Mi querida Big-Bang:

¿Has pensado en la cantidad de tiempos muertos que no reciben un responso? El tiempo debe ser enterrado como dios manda, digo yo. Es lo único cierto, o casi. Y nos pasamos la vida comiéndole terreno, vapuleándolo, haciéndole cortes de manga. Sin ignorar que es un bien escaso, como el petróleo, como el azafrán. Sin darle la dignidad, el tratamiento mayestático ni el valor de mercado que merece.

Perder el tiempo debería ser un delito tan grave como robarle a una niña su Barbie patinadora, mear bajo el balcón de un convento de monjas o llevar colgantes con el oso de Tous. Mucho más grave, diría.

Uno pierde el tiempo ordenando la estantería de los CDs, saliendo con el hombre equivocado o comprándose una falda con volantes cuando odia los faraláes y cualquier manifestación que le recuerde a la feria sevillana. No por nada, por exclusión del folclor en su mapa genético, verás.

Razonar con un niño de tres años suele ser un dispendio, y confiar en el candidato un absurdo desmán. También leer un libro que no te conmueve en la página 70. Llamar a la puerta del vecino crápula para pedirle el salero es una pérdida de tiempo. Porque el crápula duerme a esas horas y porque no recuerda dónde puso la sal. Ni la cabeza.

“El tiempo, el implacable, el que pasó…” cantaba aquel en aquellos conciertos bajo la luna que frecuentábamos cuando el paso de las horas era gratis y la despreocupación un mantra de serie. Porque eso sí, a los trovadores la cosa del tiempo les da para extensos repertorios. Casi tantos como el desamor.

Hay un tiempo para escuchar a tu madre al otro lado del teléfono; otro para elegir la crema milagrosa; un tercero para bloquear el mando de la tele en un canal. O apagar el stop. Un tiempo para decidir si insultas o desdeñas, si te vas sola a la cama o amaneces con un extraño conocido, si dices sí a una oferta envenenada de trabajo, si le das otra oportunidad a unos zapatos imposibles, si te pones el casco y sales a invadir las aceras con tu bici y una metralleta.
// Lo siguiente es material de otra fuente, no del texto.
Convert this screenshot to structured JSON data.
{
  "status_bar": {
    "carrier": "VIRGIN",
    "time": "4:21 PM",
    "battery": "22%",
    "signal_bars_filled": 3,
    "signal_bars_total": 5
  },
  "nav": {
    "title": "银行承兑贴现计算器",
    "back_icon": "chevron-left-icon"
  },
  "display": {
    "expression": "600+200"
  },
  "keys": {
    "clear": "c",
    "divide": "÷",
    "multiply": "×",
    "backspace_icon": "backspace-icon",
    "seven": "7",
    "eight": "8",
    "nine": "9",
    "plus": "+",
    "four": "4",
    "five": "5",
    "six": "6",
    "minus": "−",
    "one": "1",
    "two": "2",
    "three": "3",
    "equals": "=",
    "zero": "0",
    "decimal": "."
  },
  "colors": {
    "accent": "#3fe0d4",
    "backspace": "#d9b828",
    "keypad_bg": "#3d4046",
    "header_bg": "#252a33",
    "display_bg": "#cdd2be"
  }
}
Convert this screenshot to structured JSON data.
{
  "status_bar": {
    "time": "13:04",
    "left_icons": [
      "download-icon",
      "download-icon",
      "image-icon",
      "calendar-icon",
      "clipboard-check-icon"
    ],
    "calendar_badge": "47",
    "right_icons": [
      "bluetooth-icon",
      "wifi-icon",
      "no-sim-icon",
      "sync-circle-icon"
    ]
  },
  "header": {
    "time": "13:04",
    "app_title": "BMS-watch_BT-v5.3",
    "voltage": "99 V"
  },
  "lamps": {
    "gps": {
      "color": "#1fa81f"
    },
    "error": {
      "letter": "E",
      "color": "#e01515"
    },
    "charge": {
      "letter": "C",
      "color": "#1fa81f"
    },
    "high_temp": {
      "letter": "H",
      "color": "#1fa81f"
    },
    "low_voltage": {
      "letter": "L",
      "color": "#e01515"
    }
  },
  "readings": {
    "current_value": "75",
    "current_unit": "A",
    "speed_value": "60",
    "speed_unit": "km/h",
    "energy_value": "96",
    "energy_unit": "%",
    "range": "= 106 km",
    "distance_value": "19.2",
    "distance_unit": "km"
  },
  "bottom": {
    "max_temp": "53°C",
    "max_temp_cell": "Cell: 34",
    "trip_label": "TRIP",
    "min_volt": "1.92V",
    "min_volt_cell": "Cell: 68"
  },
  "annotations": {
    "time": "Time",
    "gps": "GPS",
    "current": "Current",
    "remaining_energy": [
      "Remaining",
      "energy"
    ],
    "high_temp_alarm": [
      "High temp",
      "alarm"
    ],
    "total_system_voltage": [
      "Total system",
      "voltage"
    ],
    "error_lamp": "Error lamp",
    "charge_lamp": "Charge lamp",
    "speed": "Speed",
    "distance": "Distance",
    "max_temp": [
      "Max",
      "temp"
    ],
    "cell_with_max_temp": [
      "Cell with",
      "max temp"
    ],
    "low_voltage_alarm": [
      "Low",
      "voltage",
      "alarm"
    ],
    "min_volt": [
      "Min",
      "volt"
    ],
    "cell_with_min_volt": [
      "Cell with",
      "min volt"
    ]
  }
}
Tanta reflexión sólo puede llevarme a adoptar una medida drástica. Hoy pienso concentrarme en el paso de cada segundo en mi cabeza. Dividiré mi tiempo en bloques de alto rendimiento. Evitaré las frases hechas, las regañinas de relleno, la sección deportes del periódico y la crema reafirmante. Apagaré el móvil, convocaré a las Chukis para explicarles el plan y estiraré un día sin excusas, rituales de pega ni lugares comunes.

Eso sí, muy mal se nos tiene que dar para que perdonemos la siesta y la paella del domingo. Las buenas costumbres están exentas de la tasa de rendimiento absoluto. Es lo que tiene inventarse las leyes, ¿no?